Werden unsere Erwartungen und Forderungen nicht nur durch Worte, sondern auch durch das Handeln des Innenministers erfüllt, so wird somit auch Ihren Anträgen in Teilen entsprochen; eine Zustimmung zu ihnen in Gänze ist uns aus den schon dargelegten und allgemein bekannten Gründen leider nicht möglich.

(Beifall SPD)

Vielen Dank, Frau Abgeordnete Kanis. Das Wort hat jetzt Frau Abgeordnete Astrid Rothe-Beinlich für die Fraktion BÜNDNIS 90/DIE GRÜNEN.

Sehr geehrte Frau Präsidentin, meine sehr geehrten Damen und Herren, liebe Zuhörerinnen und Zuhörer, ich bin sehr froh, dass wir heute hier über diesen Antrag beraten können, liegt er doch schon etliche Wochen im Landtag vor.

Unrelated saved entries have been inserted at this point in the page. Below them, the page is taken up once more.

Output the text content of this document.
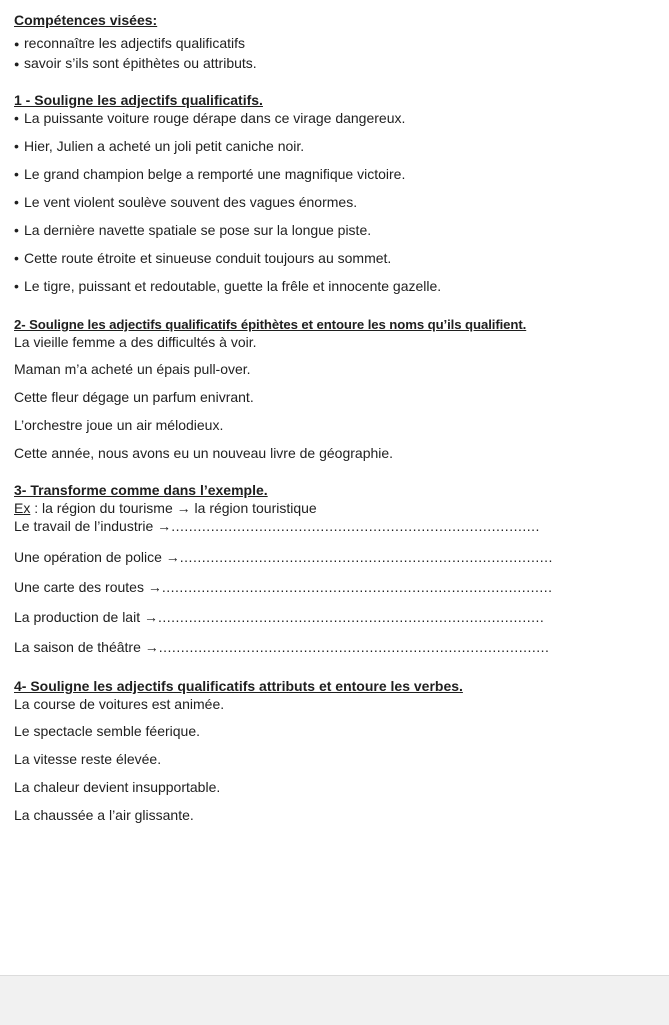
Compétences visées:
● reconnaître les adjectifs qualificatifs
● savoir s’ils sont épithètes ou attributs.
1 - Souligne les adjectifs qualificatifs.
• La puissante voiture rouge dérape dans ce virage dangereux.
• Hier, Julien a acheté un joli petit caniche noir.
• Le grand champion belge a remporté une magnifique victoire.
• Le vent violent soulève souvent des vagues énormes.
• La dernière navette spatiale se pose sur la longue piste.
• Cette route étroite et sinueuse conduit toujours au sommet.
• Le tigre, puissant et redoutable, guette la frêle et innocente gazelle.
2- Souligne les adjectifs qualificatifs épithètes et entoure les noms qu’ils qualifient.
La vieille femme a des difficultés à voir.
Maman m’a acheté un épais pull-over.
Cette fleur dégage un parfum enivrant.
L’orchestre joue un air mélodieux.
Cette année, nous avons eu un nouveau livre de géographie.
3- Transforme comme dans l’exemple.
Ex : la région du tourisme → la région touristique
Le travail de l’industrie →....................................................................................
Une opération de police →.....................................................................................
Une carte des routes →.........................................................................................
La production de lait →........................................................................................
La saison de théâtre →.........................................................................................
4- Souligne les adjectifs qualificatifs attributs et entoure les verbes.
La course de voitures est animée.
Le spectacle semble féerique.
La vitesse reste élevée.
La chaleur devient insupportable.
La chaussée a l’air glissante.
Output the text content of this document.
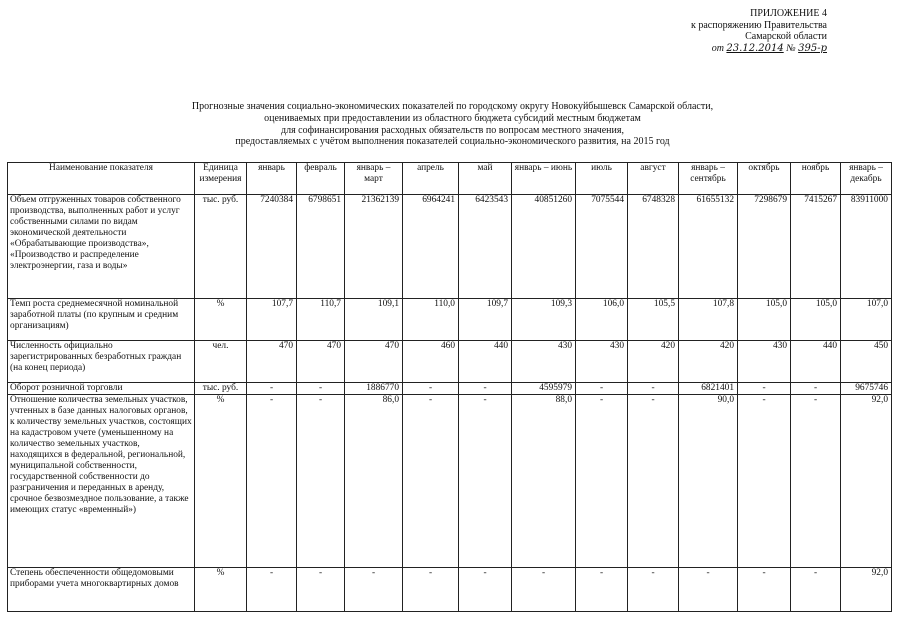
ПРИЛОЖЕНИЕ 4
к распоряжению Правительства
Самарской области
от 23.12.2014 № 395-р
Прогнозные значения социально-экономических показателей по городскому округу Новокуйбышевск Самарской области,
оцениваемых при предоставлении из областного бюджета субсидий местным бюджетам
для софинансирования расходных обязательств по вопросам местного значения,
предоставляемых с учётом выполнения показателей социально-экономического развития, на 2015 год
Наименование показателя	Единица измерения	январь	февраль	январь – март	апрель	май	январь – июнь	июль	август	январь – сентябрь	октябрь	ноябрь	январь – декабрь
Объем отгруженных товаров собственного производства, выполненных работ и услуг собственными силами по видам экономической деятельности «Обрабатывающие производства», «Производство и распределение электроэнергии, газа и воды»	тыс. руб.	7240384	6798651	21362139	6964241	6423543	40851260	7075544	6748328	61655132	7298679	7415267	83911000
Темп роста среднемесячной номинальной заработной платы (по крупным и средним организациям)	%	107,7	110,7	109,1	110,0	109,7	109,3	106,0	105,5	107,8	105,0	105,0	107,0
Численность официально зарегистрированных безработных граждан (на конец периода)	чел.	470	470	470	460	440	430	430	420	420	430	440	450
Оборот розничной торговли	тыс. руб.	-	-	1886770	-	-	4595979	-	-	6821401	-	-	9675746
Отношение количества земельных участков, учтенных в базе данных налоговых органов, к количеству земельных участков, состоящих на кадастровом учете (уменьшенному на количество земельных участков, находящихся в федеральной, региональной, муниципальной собственности, государственной собственности до разграничения и переданных в аренду, срочное безвозмездное пользование, а также имеющих статус «временный»)	%	-	-	86,0	-	-	88,0	-	-	90,0	-	-	92,0
Степень обеспеченности общедомовыми приборами учета многоквартирных домов	%	-	-	-	-	-	-	-	-	-	-	-	92,0
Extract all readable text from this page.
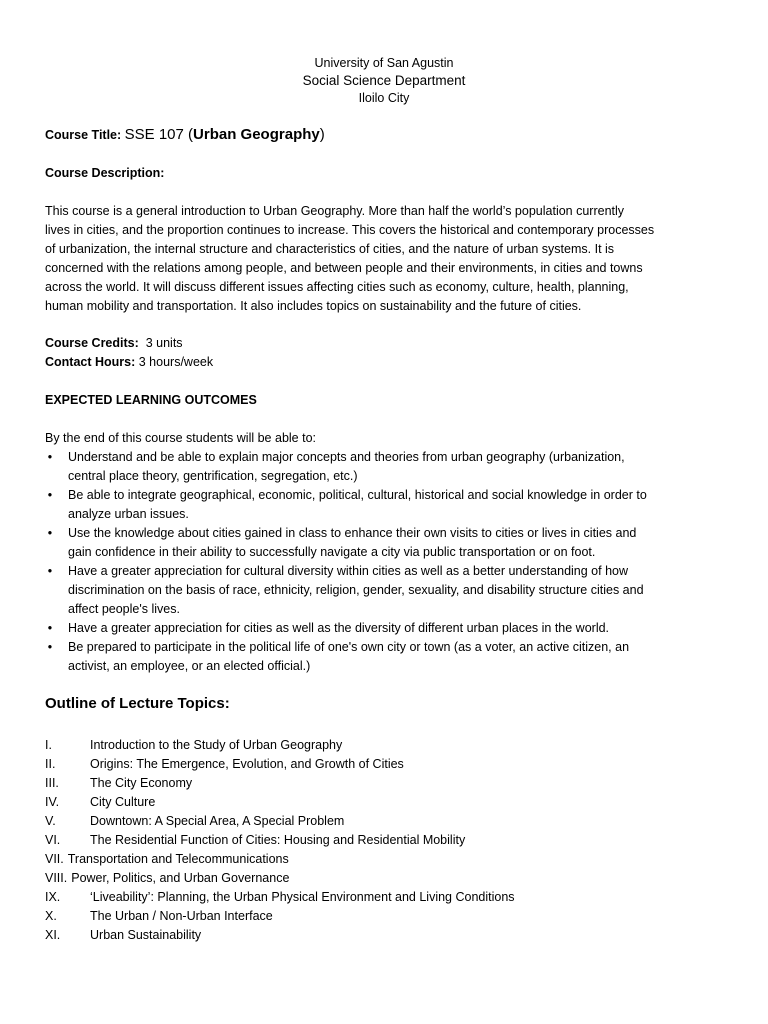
University of San Agustin
Social Science Department
Iloilo City
Course Title: SSE 107 (Urban Geography)
Course Description:
This course is a general introduction to Urban Geography. More than half the world’s population currently
lives in cities, and the proportion continues to increase. This covers the historical and contemporary processes
of urbanization, the internal structure and characteristics of cities, and the nature of urban systems. It is
concerned with the relations among people, and between people and their environments, in cities and towns
across the world. It will discuss different issues affecting cities such as economy, culture, health, planning,
human mobility and transportation. It also includes topics on sustainability and the future of cities.
Course Credits:  3 units
Contact Hours: 3 hours/week
EXPECTED LEARNING OUTCOMES
By the end of this course students will be able to:
• Understand and be able to explain major concepts and theories from urban geography (urbanization,
central place theory, gentrification, segregation, etc.)
• Be able to integrate geographical, economic, political, cultural, historical and social knowledge in order to
analyze urban issues.
• Use the knowledge about cities gained in class to enhance their own visits to cities or lives in cities and
gain confidence in their ability to successfully navigate a city via public transportation or on foot.
• Have a greater appreciation for cultural diversity within cities as well as a better understanding of how
discrimination on the basis of race, ethnicity, religion, gender, sexuality, and disability structure cities and
affect people's lives.
• Have a greater appreciation for cities as well as the diversity of different urban places in the world.
• Be prepared to participate in the political life of one's own city or town (as a voter, an active citizen, an
activist, an employee, or an elected official.)
Outline of Lecture Topics:
I.	Introduction to the Study of Urban Geography
II.	Origins: The Emergence, Evolution, and Growth of Cities
III. The City Economy
IV. City Culture
V.	Downtown: A Special Area, A Special Problem
VI. The Residential Function of Cities: Housing and Residential Mobility
VII. Transportation and Telecommunications
VIII. Power, Politics, and Urban Governance
IX. ‘Liveability’: Planning, the Urban Physical Environment and Living Conditions
X.	The Urban / Non-Urban Interface
XI. Urban Sustainability
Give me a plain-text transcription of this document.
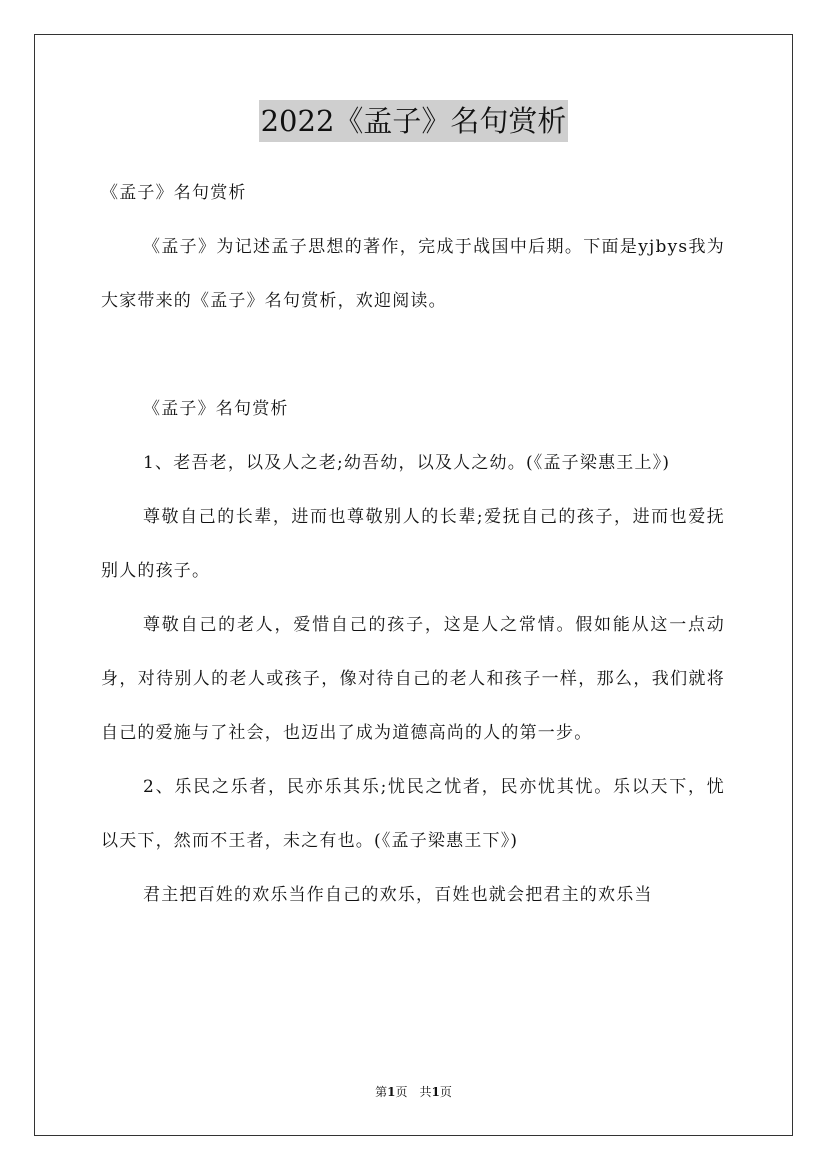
2022《孟子》名句赏析

《孟子》名句赏析

《孟子》为记述孟子思想的著作，完成于战国中后期。下面是yjbys我为大家带来的《孟子》名句赏析，欢迎阅读。

《孟子》名句赏析

1、老吾老，以及人之老;幼吾幼，以及人之幼。(《孟子梁惠王上》)

尊敬自己的长辈，进而也尊敬别人的长辈;爱抚自己的孩子，进而也爱抚别人的孩子。

尊敬自己的老人，爱惜自己的孩子，这是人之常情。假如能从这一点动身，对待别人的老人或孩子，像对待自己的老人和孩子一样，那么，我们就将自己的爱施与了社会，也迈出了成为道德高尚的人的第一步。

2、乐民之乐者，民亦乐其乐;忧民之忧者，民亦忧其忧。乐以天下，忧以天下，然而不王者，未之有也。(《孟子梁惠王下》)

君主把百姓的欢乐当作自己的欢乐，百姓也就会把君主的欢乐当

第1页 共1页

(Beifall BÜNDNIS 90/DIE GRÜNEN)

Wir haben ihn schon vor etlicher Zeit eingebracht, er wurde doch immer wieder geschoben und die Dringlichkeit nicht erkannt, aber mitunter hat man auch Glück. Glück allein reicht uns aber nicht, wenn es um die Schicksale der Minderheitenangehörigen geht,

(Beifall DIE LINKE, BÜNDNIS 90/DIE GRÜ- NEN)

über die wir heute sprechen. Es ist eben schon erwähnt worden, am Mittwoch hat hier vor dem Thüringer Landtag eine Kundgebung stattgefunden, unterstützt von den Initiativen und Bürgerbündnissen gegen Rechtsextremismus und vom Thüringer Flüchtlingsrat, die damit noch einmal an alle Abgeordneten appellieren wollten, dem gemeinsamen Antrag der Fraktionen DIE LINKE und BÜNDNIS 90/DIE GRÜNEN für einen solchen Wintererlass zuzustimmen. Auf dieser Kundgebung wurde auch ein Grußwort von Reinhard Schramm von der Jüdischen Landesgemeinde verlesen und ich möchte gern einen Satz zitieren, der dort vorgetragen wurde. Reinhard Schramm hat uns ausgerichtet, Zitat: „Unser Widerstand heute muss sich gegen die Verfolgung von Sinti und Roma in Europa wenden.“

(Beifall DIE LINKE, BÜNDNIS 90/DIE GRÜ- NEN)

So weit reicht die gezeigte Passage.